After her 2012 graduation from the Russian State University of Cinematography and a number of years spent working in the Russian film industry, Adelskaya has gradually shifted to the art world, earning a BA (Hons) in Fine Art (1st class) at the University of Hertfordshire and relocated to London in 2019.

Her work has been shown in Russia and Asia, amongst them the Moscow Biennale of Contemporary Art 2019, and the CICA Museum in South Korea, where her work ’Blurring' (2017) has been acquired as part of the CICA Museum’s permanent collection.

Adelskaya’s work 'Heavy Breathing' is currently on display at the Royal Academy Summer Exhibition 2020 in London.


I’ve always considered my artistic practice closer to alchemy.

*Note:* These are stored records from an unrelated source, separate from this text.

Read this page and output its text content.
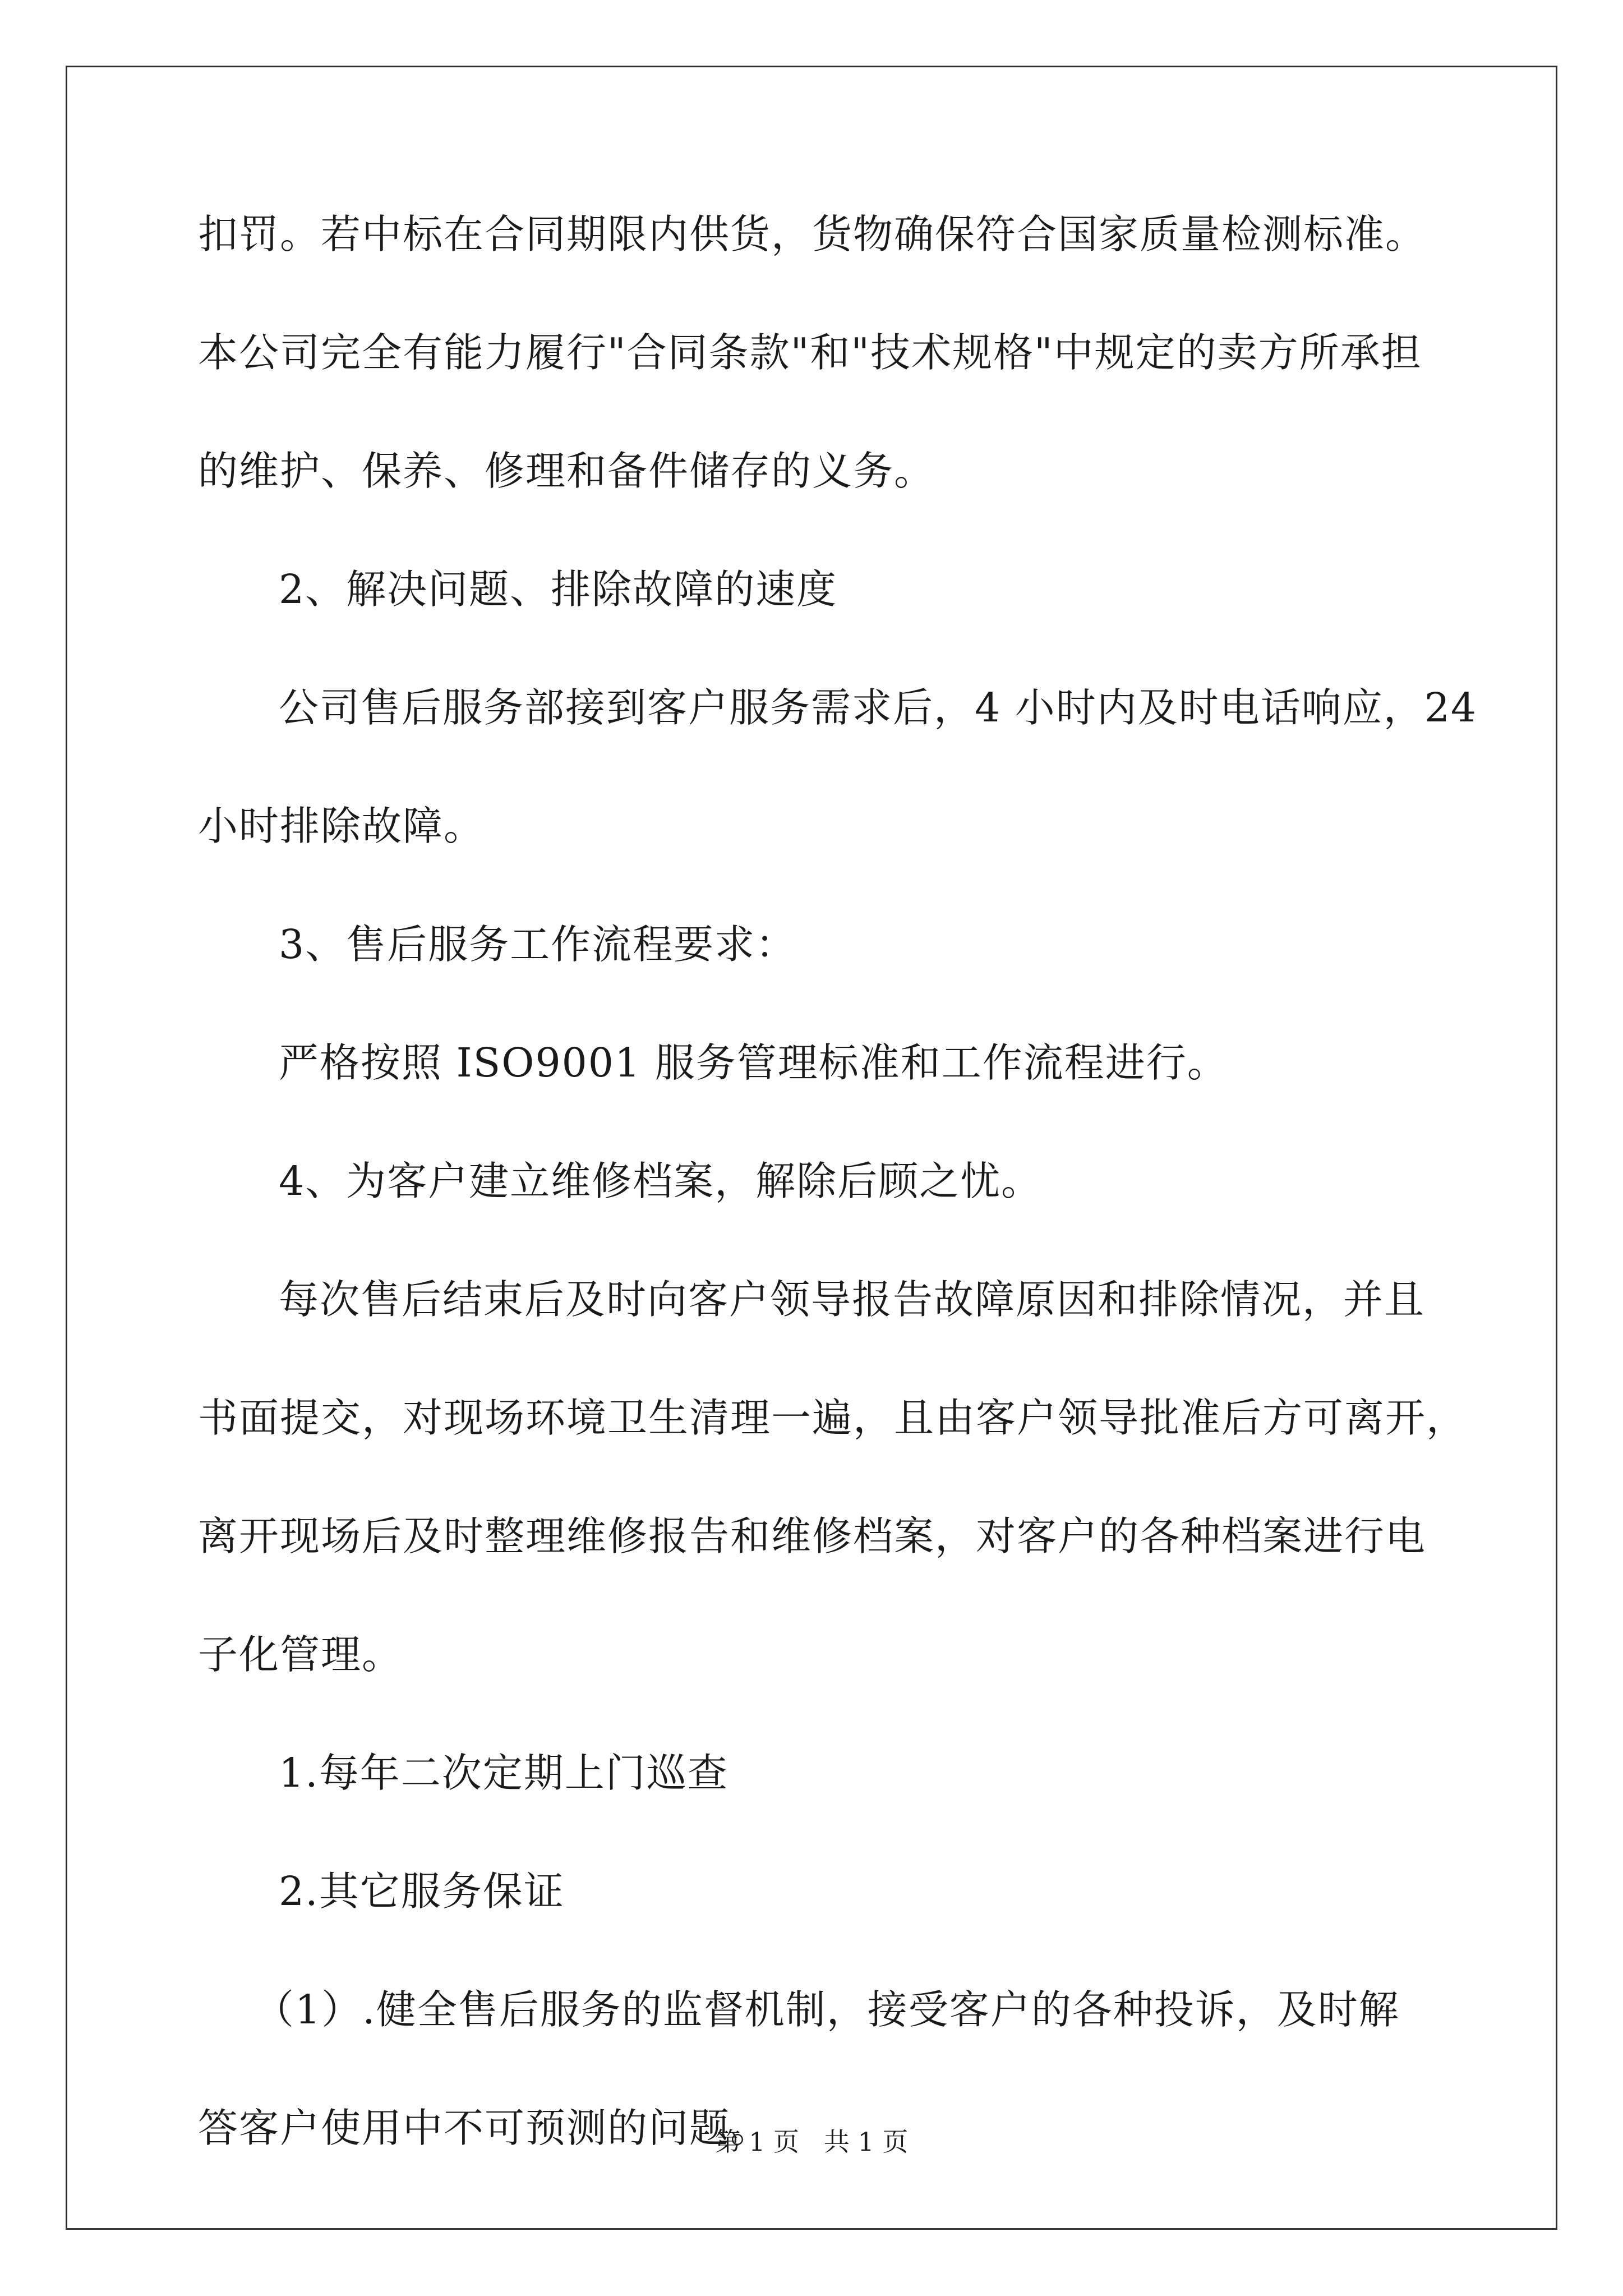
扣罚。若中标在合同期限内供货，货物确保符合国家质量检测标准。
本公司完全有能力履行"合同条款"和"技术规格"中规定的卖方所承担
的维护、保养、修理和备件储存的义务。
2、解决问题、排除故障的速度
公司售后服务部接到客户服务需求后，4 小时内及时电话响应，24
小时排除故障。
3、售后服务工作流程要求：
严格按照 ISO9001 服务管理标准和工作流程进行。
4、为客户建立维修档案，解除后顾之忧。
每次售后结束后及时向客户领导报告故障原因和排除情况，并且
书面提交，对现场环境卫生清理一遍，且由客户领导批准后方可离开，
离开现场后及时整理维修报告和维修档案，对客户的各种档案进行电
子化管理。
1.每年二次定期上门巡查
2.其它服务保证
（1）.健全售后服务的监督机制，接受客户的各种投诉，及时解
答客户使用中不可预测的问题。
第 1 页   共 1 页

Through non-traditional methods of art-making, such as burning, melting or dissolving, I explore materials’ potentiality and their physical properties.

For me transformation is more than a mere chemical process: it imbues both the present experience and its historical evolution. When I use fire, it’s more than just burning, it’s a journey through the way fire has changed from pure uncontrolled energy to a harnessed tool; it’s more than just entropy, it’s a revelation of nature’s uncanny beauty.

By mixing traditional organic mediums (watercolour, clay) with modern synthetic materials (polyester fabric), I investigate the notion of contemporary sculpture. In my burnt textile objects, I see something beautiful and ugly, something ‘Uncanny’ or even some elements of ‘Convulsive Beauty’, in which a sculpture presents a singular aesthetic form. I like to blur the boundaries between 2D and 3D form. For example, the wall object ‘Heavy Breathing’ (2018) is in fact both a sculpture and a painted canvas, drawn with watercolour and carved by fire.

The change of state fascinates me.

Matter transformation is part of our existence, it’s life itself. — We adapt, thrive and decay in a constant flow of change.